2 Replies Latest reply on Aug 20, 2012 9:01 AM by masterv

    large cluster - adding removing nodes causes cluster to fall apart

    masterv

      Hi there

       

      Sorry I am part of the operations team supporting one of our applications which is around 50 node infinispan cluster, it is an older version of 5.0.0 and the current issue faced is if a new node is added specially whilst cluster is active, it can make node appear as part of a new multicast even though it is joining the right multicast ip, sometimes stopping a node causes other nodes to fall out too.

       

      The other issue is when starting up certain nodes the values of node id's is returned as hexadecimal values.

       

      Having worked with different size inifispan clusters, it would seem if the cluster consists of less nodes unsure what the best range is but lets assume a cluster containing 10 nodes would work fine and removal, addition of nodes would be less complicated so it would seem.

       

      Trying to find the best solution for this current dilemma since most times this issue causes an outage and would like to find a way of causing less disturbance.

       

       

      1. Would it be possible to run a large cluster like above on lets say 4 different multicast groups but then have them work together or share cache across multicast - if so what would this be configuration or development or a case of both?

       

      2. What if the master node starting up the cluster was to be a much better specification than the rest of the nodes in the cluster and was doing nothing else besides being the master cluster server i.e. not publicly giving out data, would this help addition/removal of cluster nodes without disturbing/breaking entire cluster.

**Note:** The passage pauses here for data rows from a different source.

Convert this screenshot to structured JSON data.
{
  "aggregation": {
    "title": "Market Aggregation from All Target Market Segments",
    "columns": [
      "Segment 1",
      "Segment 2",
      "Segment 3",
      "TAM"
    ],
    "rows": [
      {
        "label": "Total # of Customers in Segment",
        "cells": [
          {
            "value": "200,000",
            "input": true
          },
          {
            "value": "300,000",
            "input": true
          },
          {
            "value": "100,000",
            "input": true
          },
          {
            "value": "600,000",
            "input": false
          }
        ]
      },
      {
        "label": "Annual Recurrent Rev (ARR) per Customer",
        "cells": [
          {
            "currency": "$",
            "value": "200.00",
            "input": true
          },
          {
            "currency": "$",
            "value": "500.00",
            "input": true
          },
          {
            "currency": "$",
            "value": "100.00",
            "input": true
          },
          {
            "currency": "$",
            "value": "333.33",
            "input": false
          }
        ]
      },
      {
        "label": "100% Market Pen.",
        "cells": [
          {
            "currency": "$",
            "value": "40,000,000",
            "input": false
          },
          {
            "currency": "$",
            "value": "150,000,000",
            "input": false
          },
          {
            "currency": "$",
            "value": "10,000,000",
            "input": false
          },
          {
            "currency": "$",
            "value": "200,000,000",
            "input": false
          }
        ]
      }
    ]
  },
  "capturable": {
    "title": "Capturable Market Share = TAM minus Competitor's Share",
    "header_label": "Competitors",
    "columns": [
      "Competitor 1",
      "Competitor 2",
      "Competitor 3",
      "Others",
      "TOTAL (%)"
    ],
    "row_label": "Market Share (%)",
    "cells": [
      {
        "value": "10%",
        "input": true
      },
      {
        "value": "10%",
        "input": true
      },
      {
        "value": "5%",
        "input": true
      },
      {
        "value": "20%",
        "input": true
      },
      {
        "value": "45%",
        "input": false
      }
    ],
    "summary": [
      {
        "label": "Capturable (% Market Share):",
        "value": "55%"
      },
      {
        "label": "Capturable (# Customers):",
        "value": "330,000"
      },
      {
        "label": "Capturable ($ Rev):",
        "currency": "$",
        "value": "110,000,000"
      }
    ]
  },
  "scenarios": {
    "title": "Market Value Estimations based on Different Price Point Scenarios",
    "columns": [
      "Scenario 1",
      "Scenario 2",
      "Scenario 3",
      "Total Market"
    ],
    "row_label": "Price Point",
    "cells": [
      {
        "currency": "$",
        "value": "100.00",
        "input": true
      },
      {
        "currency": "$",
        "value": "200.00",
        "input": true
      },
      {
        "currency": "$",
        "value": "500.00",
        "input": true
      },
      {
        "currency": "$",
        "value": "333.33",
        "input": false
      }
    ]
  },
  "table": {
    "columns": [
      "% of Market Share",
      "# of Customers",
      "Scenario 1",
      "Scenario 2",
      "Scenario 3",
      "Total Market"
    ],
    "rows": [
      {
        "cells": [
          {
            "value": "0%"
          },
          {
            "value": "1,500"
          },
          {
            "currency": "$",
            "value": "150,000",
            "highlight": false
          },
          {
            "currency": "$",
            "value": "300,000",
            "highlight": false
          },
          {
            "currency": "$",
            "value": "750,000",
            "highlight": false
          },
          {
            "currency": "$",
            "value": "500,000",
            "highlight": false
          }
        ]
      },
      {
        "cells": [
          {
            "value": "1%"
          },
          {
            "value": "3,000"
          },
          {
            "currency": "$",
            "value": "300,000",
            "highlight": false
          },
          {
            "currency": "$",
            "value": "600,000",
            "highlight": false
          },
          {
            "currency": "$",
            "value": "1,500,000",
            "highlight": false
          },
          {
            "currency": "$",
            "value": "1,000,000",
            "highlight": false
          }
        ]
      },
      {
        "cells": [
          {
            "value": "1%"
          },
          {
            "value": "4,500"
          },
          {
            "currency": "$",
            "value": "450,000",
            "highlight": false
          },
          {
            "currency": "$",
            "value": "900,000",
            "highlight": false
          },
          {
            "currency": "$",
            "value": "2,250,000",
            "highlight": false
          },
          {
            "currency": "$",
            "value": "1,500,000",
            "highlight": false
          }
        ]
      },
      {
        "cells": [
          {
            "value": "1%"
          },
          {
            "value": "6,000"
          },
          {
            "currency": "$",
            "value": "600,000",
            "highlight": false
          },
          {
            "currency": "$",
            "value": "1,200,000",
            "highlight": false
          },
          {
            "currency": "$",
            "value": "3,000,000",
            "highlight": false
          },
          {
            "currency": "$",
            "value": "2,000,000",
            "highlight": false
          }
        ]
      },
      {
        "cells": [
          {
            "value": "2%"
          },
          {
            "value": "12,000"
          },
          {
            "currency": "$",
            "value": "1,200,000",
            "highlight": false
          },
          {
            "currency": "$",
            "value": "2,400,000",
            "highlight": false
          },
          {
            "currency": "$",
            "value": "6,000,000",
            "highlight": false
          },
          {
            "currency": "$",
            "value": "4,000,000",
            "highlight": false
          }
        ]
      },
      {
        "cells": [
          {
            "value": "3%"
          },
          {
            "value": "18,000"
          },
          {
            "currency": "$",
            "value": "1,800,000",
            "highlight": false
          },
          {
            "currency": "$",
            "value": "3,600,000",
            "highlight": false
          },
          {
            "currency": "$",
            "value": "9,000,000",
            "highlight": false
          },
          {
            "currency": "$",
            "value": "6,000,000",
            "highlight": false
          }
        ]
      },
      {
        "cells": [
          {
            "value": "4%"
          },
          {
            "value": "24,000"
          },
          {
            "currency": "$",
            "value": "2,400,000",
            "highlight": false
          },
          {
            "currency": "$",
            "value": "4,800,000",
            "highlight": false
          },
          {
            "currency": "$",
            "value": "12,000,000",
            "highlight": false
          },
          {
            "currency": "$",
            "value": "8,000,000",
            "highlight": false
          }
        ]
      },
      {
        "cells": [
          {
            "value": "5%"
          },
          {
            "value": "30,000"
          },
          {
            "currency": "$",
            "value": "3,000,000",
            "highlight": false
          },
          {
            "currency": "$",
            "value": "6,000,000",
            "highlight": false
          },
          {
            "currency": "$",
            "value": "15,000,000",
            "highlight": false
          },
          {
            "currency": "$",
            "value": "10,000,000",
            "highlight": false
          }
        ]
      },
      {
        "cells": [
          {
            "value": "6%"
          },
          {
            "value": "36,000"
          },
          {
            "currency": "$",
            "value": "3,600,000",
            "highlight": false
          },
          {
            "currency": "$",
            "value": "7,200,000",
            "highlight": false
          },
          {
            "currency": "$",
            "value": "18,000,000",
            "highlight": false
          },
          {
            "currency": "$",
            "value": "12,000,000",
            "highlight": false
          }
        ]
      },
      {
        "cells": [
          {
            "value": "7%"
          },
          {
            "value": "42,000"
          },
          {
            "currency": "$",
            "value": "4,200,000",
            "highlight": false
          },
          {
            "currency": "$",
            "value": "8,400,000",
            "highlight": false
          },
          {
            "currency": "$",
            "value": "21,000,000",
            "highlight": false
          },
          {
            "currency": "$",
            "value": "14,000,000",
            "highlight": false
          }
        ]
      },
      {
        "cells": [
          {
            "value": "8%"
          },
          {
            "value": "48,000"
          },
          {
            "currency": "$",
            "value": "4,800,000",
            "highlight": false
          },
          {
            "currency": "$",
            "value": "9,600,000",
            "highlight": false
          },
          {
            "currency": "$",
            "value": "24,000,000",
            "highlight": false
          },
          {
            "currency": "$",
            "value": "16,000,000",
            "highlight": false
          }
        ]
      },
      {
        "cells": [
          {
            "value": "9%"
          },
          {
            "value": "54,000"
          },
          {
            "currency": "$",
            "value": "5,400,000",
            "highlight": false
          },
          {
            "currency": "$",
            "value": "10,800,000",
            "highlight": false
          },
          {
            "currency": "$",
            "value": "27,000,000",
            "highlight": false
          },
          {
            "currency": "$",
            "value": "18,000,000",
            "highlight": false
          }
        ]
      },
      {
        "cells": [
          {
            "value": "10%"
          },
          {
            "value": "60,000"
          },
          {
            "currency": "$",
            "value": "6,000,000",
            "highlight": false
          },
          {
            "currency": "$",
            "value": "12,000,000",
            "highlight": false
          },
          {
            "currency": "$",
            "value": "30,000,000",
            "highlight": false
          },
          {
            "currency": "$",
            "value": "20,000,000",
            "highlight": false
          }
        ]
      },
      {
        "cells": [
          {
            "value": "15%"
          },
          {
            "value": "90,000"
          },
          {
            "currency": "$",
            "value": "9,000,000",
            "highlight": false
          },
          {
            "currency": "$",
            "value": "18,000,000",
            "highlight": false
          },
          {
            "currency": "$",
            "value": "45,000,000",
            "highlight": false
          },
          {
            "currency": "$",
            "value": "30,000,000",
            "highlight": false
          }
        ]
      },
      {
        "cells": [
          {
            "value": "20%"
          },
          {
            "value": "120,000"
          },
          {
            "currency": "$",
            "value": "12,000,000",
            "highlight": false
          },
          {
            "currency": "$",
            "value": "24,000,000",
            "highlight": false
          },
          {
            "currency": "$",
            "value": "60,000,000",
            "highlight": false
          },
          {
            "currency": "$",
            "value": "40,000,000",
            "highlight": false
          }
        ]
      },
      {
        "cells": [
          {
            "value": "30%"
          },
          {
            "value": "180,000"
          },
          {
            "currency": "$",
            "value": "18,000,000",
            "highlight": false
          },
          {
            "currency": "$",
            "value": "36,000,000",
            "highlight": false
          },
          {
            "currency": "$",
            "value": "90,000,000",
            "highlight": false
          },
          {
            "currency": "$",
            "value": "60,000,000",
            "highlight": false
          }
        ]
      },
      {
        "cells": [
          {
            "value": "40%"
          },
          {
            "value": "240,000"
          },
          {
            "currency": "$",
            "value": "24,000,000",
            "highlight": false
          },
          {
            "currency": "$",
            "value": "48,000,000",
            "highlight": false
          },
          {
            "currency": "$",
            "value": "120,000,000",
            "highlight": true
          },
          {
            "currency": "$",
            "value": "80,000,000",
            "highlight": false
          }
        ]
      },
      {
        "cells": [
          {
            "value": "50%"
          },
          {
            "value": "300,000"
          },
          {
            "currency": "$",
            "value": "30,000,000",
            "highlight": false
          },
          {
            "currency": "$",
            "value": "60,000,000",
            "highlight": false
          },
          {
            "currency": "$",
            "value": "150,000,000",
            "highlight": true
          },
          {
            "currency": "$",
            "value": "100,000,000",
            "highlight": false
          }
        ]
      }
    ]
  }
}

        • 1. Re: large cluster - adding removing nodes causes cluster to fall apart
          galder.zamarreno

          Hmmm, we've been creating big clusters in our environment without issues, but I'd suggest you try with more recent Infinispan versions, such as 5.1.5.FINAL.

           

          Remember too that if in production, we now have a supported version of Infinispan called JBoss Enterprise Data Grid where we provide professional support:

          http://www.redhat.com/products/jbossenterprisemiddleware/data-grid/

          • 2. Re: large cluster - adding removing nodes causes cluster to fall apart
            masterv

            Thanks Galder, we are planning to upgrade infinispan but will need to interact with the developers to ensure all is well.

             

            We are using IBM Blades HS21/HS22 to host the cluster on and the infinispan is working through tomcat on these nodes. Each host on the cluster is running multiple tomcat instances (to increase the cluster size)

             

            There has been some form of a pattern noticed with the blades, if a stop is issued to one node on a blade that has other hosts that is part of the same cluster multicast, then all the nodes on this blade chassis tend to break. Stopping starting any of these nodes will make them start their own clusters. To work around this we change the multicast IP and start up entire cluster.

             

            Unsure if there are others who have had a similar issues with IBM blades and infinispan clustering.